Литмир - Электронная Библиотека
A
A

— Нет. Спакс, если это не наше дело, зачем вообще нападать?

— Просто мнение высказываю, Высочество. Возможности быстро исчезают, и если бы у нас был повод… которого нет…

— Не готова обсуждать такие возможности, Вождь. Отсюда моя дилемма. Ты верно описал: ни одна из трех иноземных армий нам не угрожает. Они ясно выразили намерение пропасть на востоке. Не пора ли отряхнуть руки и вернуться к любимым домам?

— Возможно, Высочество.

— Но тогда… — Она все сильнее хмурилась. — Ладно. Я послала дочь на восток морем, Спакс. Самую любимую дочь. Кажется, она разделила с тобой проклятие любопытства. Колансе безмолвствует. Торговые суда находят лишь пустые гавани, заброшенные селения. Пеласиарское море никто не пересекает. Даже большие рыболовецкие корабли исчезли. И всё же… всё же… что — то там есть, далеко от побережья. Сила, и сила растущая.

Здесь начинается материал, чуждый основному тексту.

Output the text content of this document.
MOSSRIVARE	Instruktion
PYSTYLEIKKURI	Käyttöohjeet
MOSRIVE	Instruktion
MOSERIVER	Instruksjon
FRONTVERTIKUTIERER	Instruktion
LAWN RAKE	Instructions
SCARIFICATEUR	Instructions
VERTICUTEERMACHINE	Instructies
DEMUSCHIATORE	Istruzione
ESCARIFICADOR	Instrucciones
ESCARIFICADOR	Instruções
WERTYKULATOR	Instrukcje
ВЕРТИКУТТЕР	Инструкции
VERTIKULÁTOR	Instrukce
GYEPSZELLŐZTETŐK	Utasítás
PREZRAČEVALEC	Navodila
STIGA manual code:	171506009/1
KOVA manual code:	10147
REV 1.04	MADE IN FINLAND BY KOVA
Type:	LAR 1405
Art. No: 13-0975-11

Спакс наблюдал за королевой. Она не притворяется. Он видит страх за дочь, — «боги, женщина, дочерей много, что тебе потеря одной?», и страх искренний. «Наследница? Так делаются дела в Болкандо? Откуда мне знать? И зачем мне знать?» — Призови ее назад, Высочество.

— Слишком поздно, Спакс. Слишком поздно.

— Ты намекаешь, что мы идем с иноземцами? Через Пустоши?

Гэдис застыл в двух шагах от второго кувшина, который намеревался вскрыть. Глаза лейтенанта устремились на королеву.

— Не знаю, — сказала Абрасталь небрежно. — Нет, мы фактически не экипированы для такого странствия, да и они нам не будут рады. Но тем не менее… я увижусь с их Адъюнктом. — Она уставилась на вождя, говоря взглядом, что терпение ее на исходе. — Пережуй сказанное в моем шатре, Вождь, и если в желудке будет пустовато, не жалуйся.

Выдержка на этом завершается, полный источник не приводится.